Homework

Task 1

install.packages("ggplot2") #install ggplot
## Installing package into '/cloud/lib/x86_64-pc-linux-gnu-library/4.6'
## (as 'lib' is unspecified)
library(ggplot2) #ensure ggplot installed

data(mpg) #load in data

ggplot(mpg, aes(x=hwy))+ #specify data and x axis
  geom_histogram(binwidth= 2)+ #create histogram and change bandwidth
  labs( #change axes and title names
    x= "Fuel Usage", #name x axis
    title = "Highway Fuel Effiency" #create title
  ) +
  theme_minimal() #minimal theme

  1. What range of highway fuel efficiency values is most common? 15-35 is the range with the most values.

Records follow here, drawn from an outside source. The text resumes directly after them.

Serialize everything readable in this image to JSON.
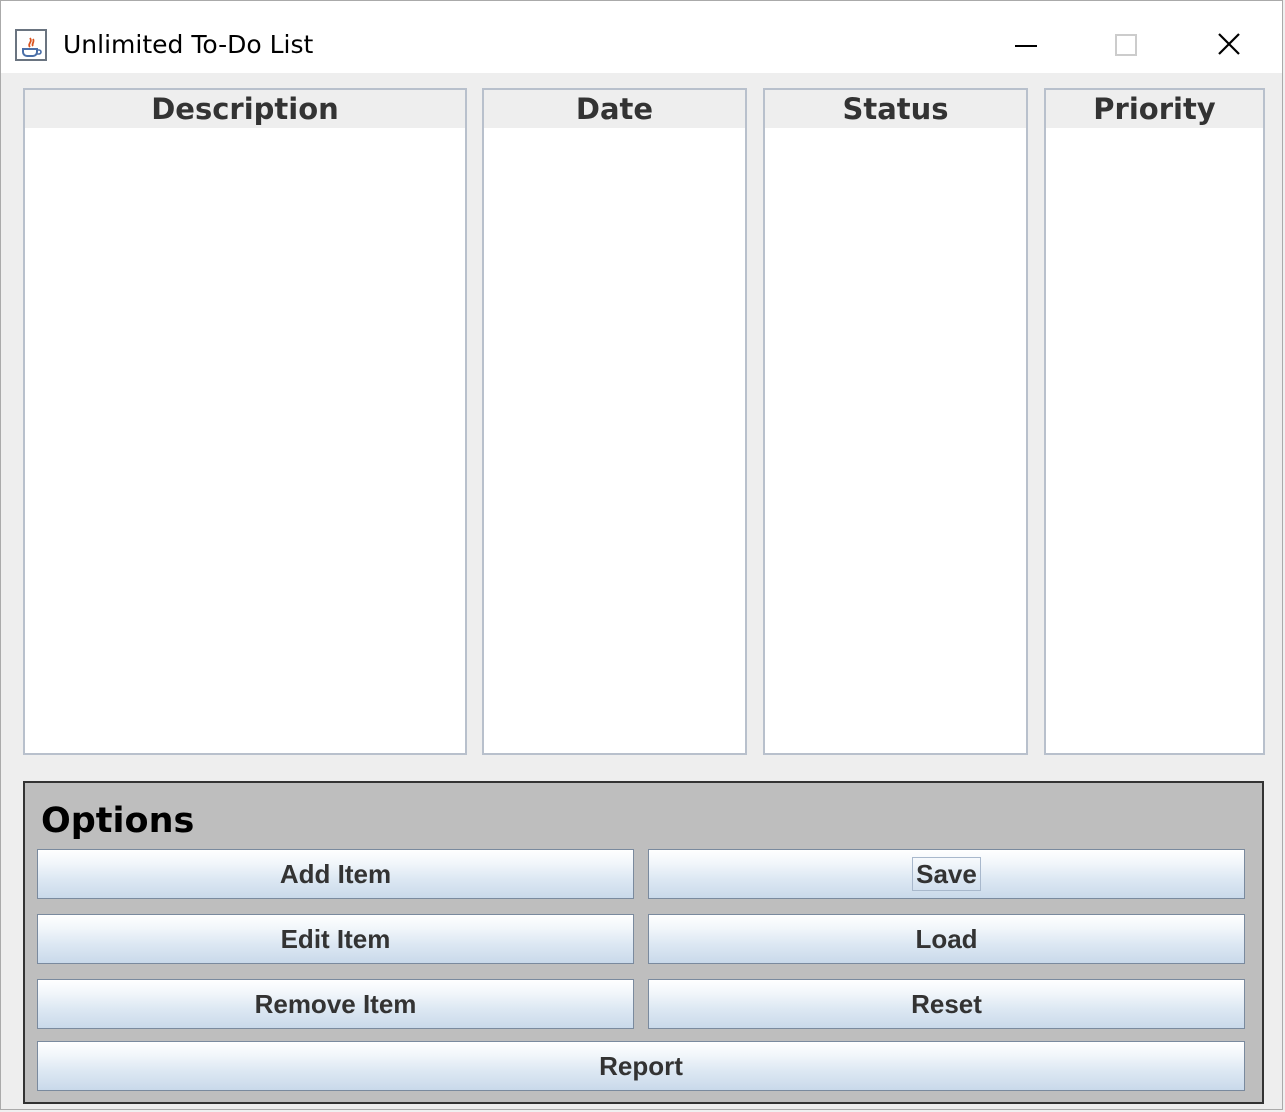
{
  "window": {
    "title": "Unlimited To-Do List",
    "icon": "java-cup-icon",
    "controls": [
      "minimize-icon",
      "maximize-icon",
      "close-icon"
    ]
  },
  "columns": [
    {
      "header": "Description"
    },
    {
      "header": "Date"
    },
    {
      "header": "Status"
    },
    {
      "header": "Priority"
    }
  ],
  "options": {
    "title": "Options",
    "buttons": {
      "add_item": "Add Item",
      "save": "Save",
      "edit_item": "Edit Item",
      "load": "Load",
      "remove_item": "Remove Item",
      "reset": "Reset",
      "report": "Report"
    }
  },
  "colors": {
    "panel_background": "#bebebe",
    "list_border": "#b8c0cc",
    "button_gradient_bottom": "#c9d9ea"
  }
}
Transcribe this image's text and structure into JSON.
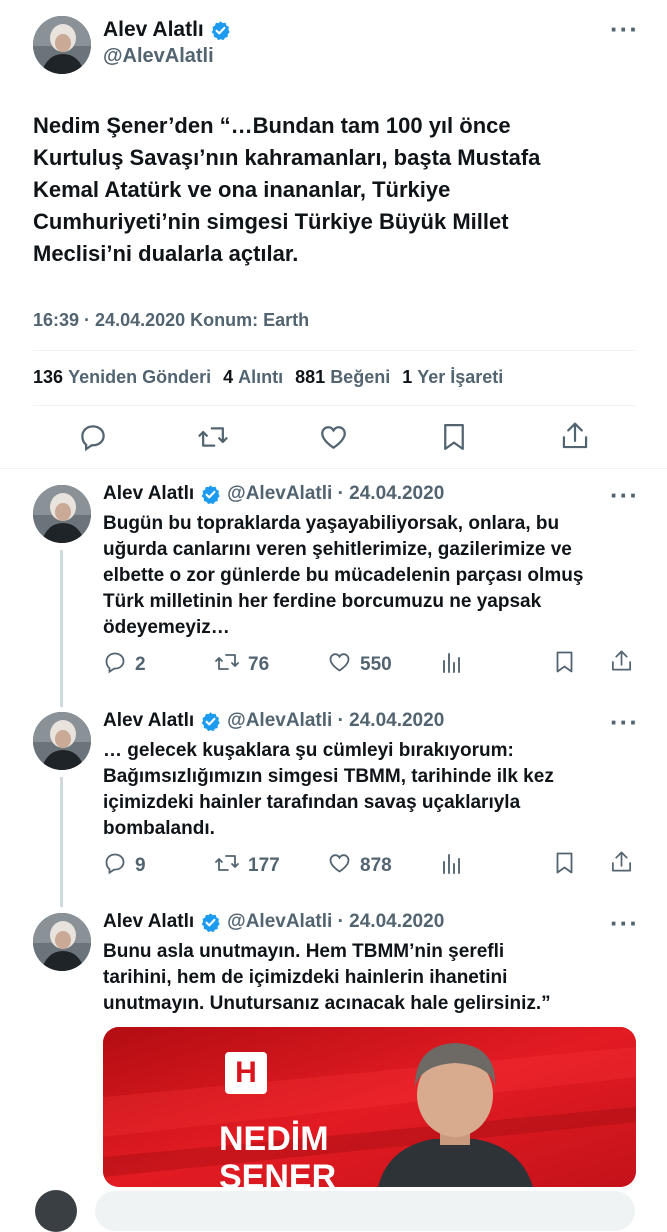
{
  "main_tweet": {
    "author_name": "Alev Alatlı",
    "handle": "@AlevAlatli",
    "text_lines": [
      "Nedim Şener’den “…Bundan tam 100 yıl önce",
      "Kurtuluş Savaşı’nın kahramanları, başta Mustafa",
      "Kemal Atatürk ve ona inananlar, Türkiye",
      "Cumhuriyeti’nin simgesi Türkiye Büyük Millet",
      "Meclisi’ni dualarla açtılar."
    ],
    "time": "16:39",
    "date": "24.04.2020",
    "location_label": "Konum:",
    "location": "Earth",
    "stats": {
      "reposts": "136",
      "reposts_label": "Yeniden Gönderi",
      "quotes": "4",
      "quotes_label": "Alıntı",
      "likes": "881",
      "likes_label": "Beğeni",
      "bookmarks": "1",
      "bookmarks_label": "Yer İşareti"
    }
  },
  "replies": [
    {
      "author_name": "Alev Alatlı",
      "handle_date": "@AlevAlatli · 24.04.2020",
      "text_lines": [
        "Bugün bu topraklarda yaşayabiliyorsak, onlara, bu",
        "uğurda canlarını veren şehitlerimize, gazilerimize ve",
        "elbette o zor günlerde bu mücadelenin parçası olmuş",
        "Türk milletinin her ferdine borcumuzu ne yapsak",
        "ödeyemeyiz…"
      ],
      "replies": "2",
      "reposts": "76",
      "likes": "550"
    },
    {
      "author_name": "Alev Alatlı",
      "handle_date": "@AlevAlatli · 24.04.2020",
      "text_lines": [
        "… gelecek kuşaklara şu cümleyi bırakıyorum:",
        "Bağımsızlığımızın simgesi TBMM, tarihinde ilk kez",
        "içimizdeki hainler tarafından savaş uçaklarıyla",
        "bombalandı."
      ],
      "replies": "9",
      "reposts": "177",
      "likes": "878"
    },
    {
      "author_name": "Alev Alatlı",
      "handle_date": "@AlevAlatli · 24.04.2020",
      "text_lines": [
        "Bunu asla unutmayın. Hem TBMM’nin şerefli",
        "tarihini, hem de içimizdeki hainlerin ihanetini",
        "unutmayın. Unutursanız acınacak hale gelirsiniz.”"
      ]
    }
  ],
  "media": {
    "logo_text": "H",
    "title_line1": "NEDİM",
    "title_line2": "ŞENER"
  },
  "icons": [
    "verified-badge-icon",
    "more-icon",
    "reply-icon",
    "repost-icon",
    "like-icon",
    "bookmark-icon",
    "share-icon",
    "views-icon"
  ],
  "colors": {
    "verified": "#1d9bf0",
    "text": "#0f1419",
    "muted": "#536471",
    "media_red": "#d9141c"
  }
}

  2. Does the distribution appear symmetric, skewed, or multimodal? The distribution is skewed right.

Task 2

ggplot(mpg, aes(x= displ))+ #create plot with mpg dataset
  geom_histogram(binwidth=0.5, fill= "purple1", col="purple4")+ #shorten binwidth, color purple & darker purple outline
  labs(
    x= "Displacement", #name x axis
    title = "Overall Engine Displacement" #create title
  )+
  theme_minimal() #minimal theme

Question

  1. What does the histogram suggest about the types of engines represented in the dataset? These engines have generally lower displacement, creating a skewed-right distribution.

Task 3

ggplot(mpg, aes(x= displ))+ #create plot with mpg data
  geom_density(fill= "skyblue", col= "blue4", alpha=0.5)+ #fill blue, dark blue outline, lower opacity
  labs(
    x = "Displacement", #name x axis
    y = "Density", #name y axis
    title = "Engine Displacement" #add title
  )+
  theme_minimal() #minimal theme

Question

  1. How does the density plot compare to the histogram you created earlier? It represents the same data, but shows a clearer curve and distribution.

Task 4

ggplot(mpg, aes(x= displ, fill = class))+ #create plot using mpg, fill by vehicle class
  geom_density(alpha= 0.5)+ #lower opacity
    guides(fill= guide_legend(title="Vehicle Class")) #change legend title

Question

  1. Which vehicle class tends to have the largest engines? SUVs have the largest engines because they have the highest displacement.

Task 5

ggplot(mpg, aes(x=hwy, color=class))+ #plot mpg data & color by vehicle class
  geom_freqpoly(binwidth=2) #change binwidth 

Question

  1. Why might frequency polygons be easier to interpret than overlapping histograms when comparing groups? Like density plots, they communicate data density more effectively.

Task 6

ggplot(mpg, aes(x= displ, y=hwy))+ #create mpg plot with displ & hwy
  geom_density_2d(aes(fill= after_stat(level)), geom= "polygon")+ #map fill to density + geom polygon
  theme_bw()+ #change theme
  labs(
    title = "Displacement & Fuel Efficiency", #add title
    x = "Displacement", #title x axis
    y = "Fuel Efficiency", #title y axis
    fill = "Density Level" 
  )
## Warning in geom_density_2d(aes(fill = after_stat(level)), geom = "polygon"):
## Ignoring unknown parameters: `geom`
## Warning in geom_density_2d(aes(fill = after_stat(level)), geom = "polygon"):
## Ignoring unknown aesthetics: fill

Question

  1. What additional information does the filled density plot provide compared to the contour plot? It more clearly shows the areas of higher density.

Task 7

data(diamonds) #load in diamonds data
install.packages("ggExtra") #install ggExtra
## Installing package into '/cloud/lib/x86_64-pc-linux-gnu-library/4.6'
## (as 'lib' is unspecified)
install.packages("ggthemes") #install ggthemes
## Installing package into '/cloud/lib/x86_64-pc-linux-gnu-library/4.6'
## (as 'lib' is unspecified)
library(ggExtra) #ensure ggExtra installed
library(ggthemes) #ensure ggthemes installed

diamond_plot <- ggplot(diamonds, aes(x= carat, y= price, color = color))+ #create diamond_plot
  geom_point(size=2, alpha= 0.2)+ #scatterplot w lowered opacity
  theme_minimal()+ #minimal theme
  labs(
    x = "Carat", #name x axis
    y = "Price", #name y axis
    title = "Diamond Carats versus Price" #add title
  )

ggMarginal(diamond_plot, type = "density", groupColour= TRUE, groupFill= TRUE)

Question

  1. Why might marginal plots be useful when analyzing relationships between variables? It may be useful for analyzing more complex data and relationships.